A operação militar lançada pelos Estados Unidos sob a liderança de Donald Trump, que culminou com a captura de Nicolás Maduro em Caracas no início de janeiro de 2026, representa um dos eventos geopolíticos mais marcantes em décadas nas Américas. Este episódio, que os Estados Unidos descreveram como uma missão cirúrgica de alta precisão, não foi apenas a derrubada de um líder controverso: foi um choque direto na estrutura de poder que vinha moldando a Venezuela e a sua influência regional.
Caracas como epicentro de interesses de Moscovo e Pequim
Durante anos, a Venezuela serviu não só como um centro de poder no Caribe e na América do Sul, mas também como uma ponte estratégica para potências globais como a Rússia e a China. Moscovo e Pequim investiram pesadamente (económica, política e diplomaticamente) em Caracas, transformando o país num balão de ensaio das rivalidades entre grandes potências fora da órbita ocidental tradicional.
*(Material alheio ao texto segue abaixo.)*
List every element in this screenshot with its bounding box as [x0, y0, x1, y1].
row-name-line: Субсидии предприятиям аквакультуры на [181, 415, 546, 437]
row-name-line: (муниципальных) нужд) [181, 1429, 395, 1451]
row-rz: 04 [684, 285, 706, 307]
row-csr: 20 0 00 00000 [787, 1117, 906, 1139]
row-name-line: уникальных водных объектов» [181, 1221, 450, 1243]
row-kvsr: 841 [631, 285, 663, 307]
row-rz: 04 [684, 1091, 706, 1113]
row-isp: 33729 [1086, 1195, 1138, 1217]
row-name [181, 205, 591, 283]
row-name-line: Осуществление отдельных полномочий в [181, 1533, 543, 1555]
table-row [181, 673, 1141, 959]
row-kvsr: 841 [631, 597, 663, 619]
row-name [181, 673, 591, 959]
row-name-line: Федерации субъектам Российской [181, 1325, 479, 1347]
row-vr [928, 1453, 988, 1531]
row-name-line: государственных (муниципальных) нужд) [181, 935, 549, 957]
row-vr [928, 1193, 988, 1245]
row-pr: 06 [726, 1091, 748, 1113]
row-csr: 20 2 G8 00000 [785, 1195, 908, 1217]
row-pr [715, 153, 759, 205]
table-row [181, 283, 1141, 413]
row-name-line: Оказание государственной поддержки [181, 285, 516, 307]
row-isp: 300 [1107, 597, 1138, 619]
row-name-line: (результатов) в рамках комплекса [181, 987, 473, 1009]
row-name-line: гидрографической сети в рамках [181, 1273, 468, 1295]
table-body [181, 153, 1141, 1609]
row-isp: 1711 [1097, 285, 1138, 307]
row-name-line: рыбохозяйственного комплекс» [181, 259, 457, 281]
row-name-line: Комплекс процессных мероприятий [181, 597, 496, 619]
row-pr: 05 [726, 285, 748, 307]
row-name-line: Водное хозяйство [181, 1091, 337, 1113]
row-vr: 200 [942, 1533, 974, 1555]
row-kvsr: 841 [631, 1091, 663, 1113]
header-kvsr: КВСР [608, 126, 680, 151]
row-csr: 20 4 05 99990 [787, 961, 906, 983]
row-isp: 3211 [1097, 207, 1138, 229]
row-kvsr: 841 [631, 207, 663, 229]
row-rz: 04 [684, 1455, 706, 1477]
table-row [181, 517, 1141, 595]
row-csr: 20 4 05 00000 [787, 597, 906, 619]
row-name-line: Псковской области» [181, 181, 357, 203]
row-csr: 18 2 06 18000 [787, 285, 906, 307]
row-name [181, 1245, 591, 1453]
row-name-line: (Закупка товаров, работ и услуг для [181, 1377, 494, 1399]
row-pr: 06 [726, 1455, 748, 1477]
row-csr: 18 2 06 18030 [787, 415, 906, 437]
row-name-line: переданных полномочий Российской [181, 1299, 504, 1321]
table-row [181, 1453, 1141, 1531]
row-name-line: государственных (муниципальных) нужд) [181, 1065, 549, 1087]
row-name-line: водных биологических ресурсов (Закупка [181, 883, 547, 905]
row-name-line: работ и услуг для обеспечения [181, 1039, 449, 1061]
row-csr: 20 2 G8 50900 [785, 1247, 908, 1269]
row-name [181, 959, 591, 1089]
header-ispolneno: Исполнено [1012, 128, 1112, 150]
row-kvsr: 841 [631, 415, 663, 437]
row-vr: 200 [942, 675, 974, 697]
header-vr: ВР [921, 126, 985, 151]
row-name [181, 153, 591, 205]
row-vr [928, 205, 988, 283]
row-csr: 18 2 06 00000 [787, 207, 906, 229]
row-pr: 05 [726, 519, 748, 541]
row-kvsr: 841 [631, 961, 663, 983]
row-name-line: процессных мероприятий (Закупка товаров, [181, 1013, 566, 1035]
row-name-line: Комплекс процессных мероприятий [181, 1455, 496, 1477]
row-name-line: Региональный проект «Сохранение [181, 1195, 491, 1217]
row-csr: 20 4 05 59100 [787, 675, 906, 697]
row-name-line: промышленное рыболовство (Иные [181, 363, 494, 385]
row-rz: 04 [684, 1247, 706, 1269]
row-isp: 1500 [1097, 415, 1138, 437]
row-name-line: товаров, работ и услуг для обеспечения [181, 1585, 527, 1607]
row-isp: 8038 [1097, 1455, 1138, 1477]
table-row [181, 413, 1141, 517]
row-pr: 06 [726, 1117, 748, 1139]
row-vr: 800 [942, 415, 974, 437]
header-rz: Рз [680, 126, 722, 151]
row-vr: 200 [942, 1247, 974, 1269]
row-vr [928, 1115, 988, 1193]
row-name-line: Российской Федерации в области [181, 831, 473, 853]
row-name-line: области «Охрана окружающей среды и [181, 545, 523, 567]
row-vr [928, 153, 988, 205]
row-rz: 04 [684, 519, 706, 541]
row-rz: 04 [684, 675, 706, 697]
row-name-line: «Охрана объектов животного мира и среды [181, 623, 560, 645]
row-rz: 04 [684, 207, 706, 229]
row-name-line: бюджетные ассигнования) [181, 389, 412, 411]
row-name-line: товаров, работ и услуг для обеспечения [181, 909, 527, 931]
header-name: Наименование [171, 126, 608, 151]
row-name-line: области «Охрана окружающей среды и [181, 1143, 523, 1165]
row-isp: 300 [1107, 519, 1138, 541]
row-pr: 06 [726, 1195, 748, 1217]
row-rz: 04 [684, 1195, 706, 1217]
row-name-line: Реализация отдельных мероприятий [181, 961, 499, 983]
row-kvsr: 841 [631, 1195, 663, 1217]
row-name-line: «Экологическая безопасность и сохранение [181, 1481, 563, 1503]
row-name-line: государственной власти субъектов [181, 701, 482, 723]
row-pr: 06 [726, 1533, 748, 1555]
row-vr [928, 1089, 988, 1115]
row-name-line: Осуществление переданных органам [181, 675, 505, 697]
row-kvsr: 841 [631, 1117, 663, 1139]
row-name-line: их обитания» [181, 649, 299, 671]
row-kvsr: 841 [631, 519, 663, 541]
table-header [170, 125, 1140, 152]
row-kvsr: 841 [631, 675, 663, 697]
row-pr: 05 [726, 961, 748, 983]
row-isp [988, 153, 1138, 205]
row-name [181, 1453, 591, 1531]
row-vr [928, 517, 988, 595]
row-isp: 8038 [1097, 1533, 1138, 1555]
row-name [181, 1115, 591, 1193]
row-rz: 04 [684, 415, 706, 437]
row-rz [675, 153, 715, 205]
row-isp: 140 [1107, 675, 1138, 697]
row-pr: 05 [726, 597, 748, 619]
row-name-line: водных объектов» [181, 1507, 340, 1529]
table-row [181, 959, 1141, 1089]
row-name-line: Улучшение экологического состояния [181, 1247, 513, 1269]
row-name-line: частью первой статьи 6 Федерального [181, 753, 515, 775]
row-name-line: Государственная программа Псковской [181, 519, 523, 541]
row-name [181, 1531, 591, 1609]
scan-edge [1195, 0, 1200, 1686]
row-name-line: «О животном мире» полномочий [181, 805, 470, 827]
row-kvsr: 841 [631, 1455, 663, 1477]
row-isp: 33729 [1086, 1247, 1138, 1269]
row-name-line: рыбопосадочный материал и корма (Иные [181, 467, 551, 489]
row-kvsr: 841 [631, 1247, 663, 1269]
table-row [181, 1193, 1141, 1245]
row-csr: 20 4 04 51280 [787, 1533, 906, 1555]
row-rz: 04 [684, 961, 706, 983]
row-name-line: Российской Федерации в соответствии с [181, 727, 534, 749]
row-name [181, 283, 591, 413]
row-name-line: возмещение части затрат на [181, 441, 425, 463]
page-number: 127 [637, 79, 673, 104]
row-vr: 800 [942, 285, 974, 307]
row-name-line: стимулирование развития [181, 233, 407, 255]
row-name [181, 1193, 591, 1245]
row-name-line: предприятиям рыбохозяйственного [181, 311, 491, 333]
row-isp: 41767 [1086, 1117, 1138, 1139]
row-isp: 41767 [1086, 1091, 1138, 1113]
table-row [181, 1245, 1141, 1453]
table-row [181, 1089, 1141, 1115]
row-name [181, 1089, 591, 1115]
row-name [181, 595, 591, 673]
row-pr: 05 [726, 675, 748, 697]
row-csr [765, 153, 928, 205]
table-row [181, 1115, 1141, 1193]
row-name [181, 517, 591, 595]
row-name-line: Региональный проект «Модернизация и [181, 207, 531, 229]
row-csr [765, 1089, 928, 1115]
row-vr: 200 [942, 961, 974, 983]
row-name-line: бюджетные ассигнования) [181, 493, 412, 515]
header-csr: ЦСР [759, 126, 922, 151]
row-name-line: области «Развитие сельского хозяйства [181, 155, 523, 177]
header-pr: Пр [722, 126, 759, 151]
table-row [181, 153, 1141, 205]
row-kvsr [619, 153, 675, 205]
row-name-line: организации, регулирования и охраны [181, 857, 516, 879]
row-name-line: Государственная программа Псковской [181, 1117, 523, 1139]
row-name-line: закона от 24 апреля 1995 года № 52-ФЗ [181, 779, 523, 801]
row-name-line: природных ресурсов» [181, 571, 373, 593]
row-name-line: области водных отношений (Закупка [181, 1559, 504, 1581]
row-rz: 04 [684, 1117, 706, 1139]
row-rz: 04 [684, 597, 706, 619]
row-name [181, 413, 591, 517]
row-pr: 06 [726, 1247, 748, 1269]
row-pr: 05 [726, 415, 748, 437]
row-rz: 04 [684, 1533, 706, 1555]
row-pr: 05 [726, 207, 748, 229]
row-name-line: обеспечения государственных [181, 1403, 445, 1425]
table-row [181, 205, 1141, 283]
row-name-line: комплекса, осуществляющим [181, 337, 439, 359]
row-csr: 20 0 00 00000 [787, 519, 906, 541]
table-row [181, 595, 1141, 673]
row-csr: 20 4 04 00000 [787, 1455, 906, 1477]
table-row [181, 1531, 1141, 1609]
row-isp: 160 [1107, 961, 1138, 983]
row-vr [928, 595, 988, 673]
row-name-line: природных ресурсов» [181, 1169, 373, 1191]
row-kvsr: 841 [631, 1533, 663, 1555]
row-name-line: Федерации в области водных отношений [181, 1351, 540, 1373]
Estas relações incluíam acordos energéticos, investimentos e apoios políticos que contrariavam abertamente a influência norte-americana na região.
Ao intervir militarmente e capturar Maduro, os Estados Unidos não apenas cortaram a figura central de um regime aliado de Moscovo e Pequim, mas também enfraqueceram simbolicamente a capacidade dessas potências de projetarem influência numa esfera que tradicionalmente os EUA consideravam seu “quintal”. A dimensão estratégica da Venezuela, sobretudo por causa das suas vastas reservas petrolíferas, fez com que Caracas fosse mais do que um aliado conveniente: tornou-se um ponto de atrito geopolítico entre blocos globalmente antagonistas.
A captura de Maduro: fim de um regime ou início de uma nova ordem?
A captura de Nicolás Maduro não deve ser vista como um simples fim de ciclo. Embora marque certamente a queda formal de um dos governos mais longevos e contestados da América Latina, este momento abre a porta para algo mais profundo: a redefinição da ordem política no continente americano.
Até aqui, a hegemonia norte-americana tinha sido, na prática, desafiada por governos considerados antiocidentais que encontraram na Venezuela um bastião, uma base de influência e uma voz de contestação. Agora, com a queda de Maduro e com os Estados Unidos a declarar que pretendem “governar” ou influenciar a transição política e económica no país, assiste-se a uma reconfiguração radical das relações de poder no hemisfério.
Esta transição pode significar várias coisas:
• primeiro, uma nova dinâmica geopolítica. (Se Moscovo e Pequim perdem a sua âncora regional, as capacidades de contestação à influência americana no continente enfraquecem);
• Depois, o reforço do papel dos EUA. (A ação de Washington pode ser interpretada como um regresso explícito à política de poder direto na sua vizinhança, invertendo décadas de retórica diplomática mais contida);
• Por fim, os desafios legais e normativos. (A maneira como esta intervenção foi conduzida, sem consenso internacional e com acusações de violação de soberania, levanta questões sobre o papel do direito internacional e da ordem global estabelecida).
O episódio da captura de Maduro não é apenas um ponto final na história de um regime, é potencialmente um ponto de partida para uma nova ordem nas Américas. A tradição de autonomia regional, as influências externas em conflitos internos e o equilíbrio de poder entre grandes potências foram abalados. A verdadeira medida do impacto deste evento será sentida nas relações diplomáticas, económicas e estratégicas nas próximos anos, não só na América Latina, mas no palco mundial.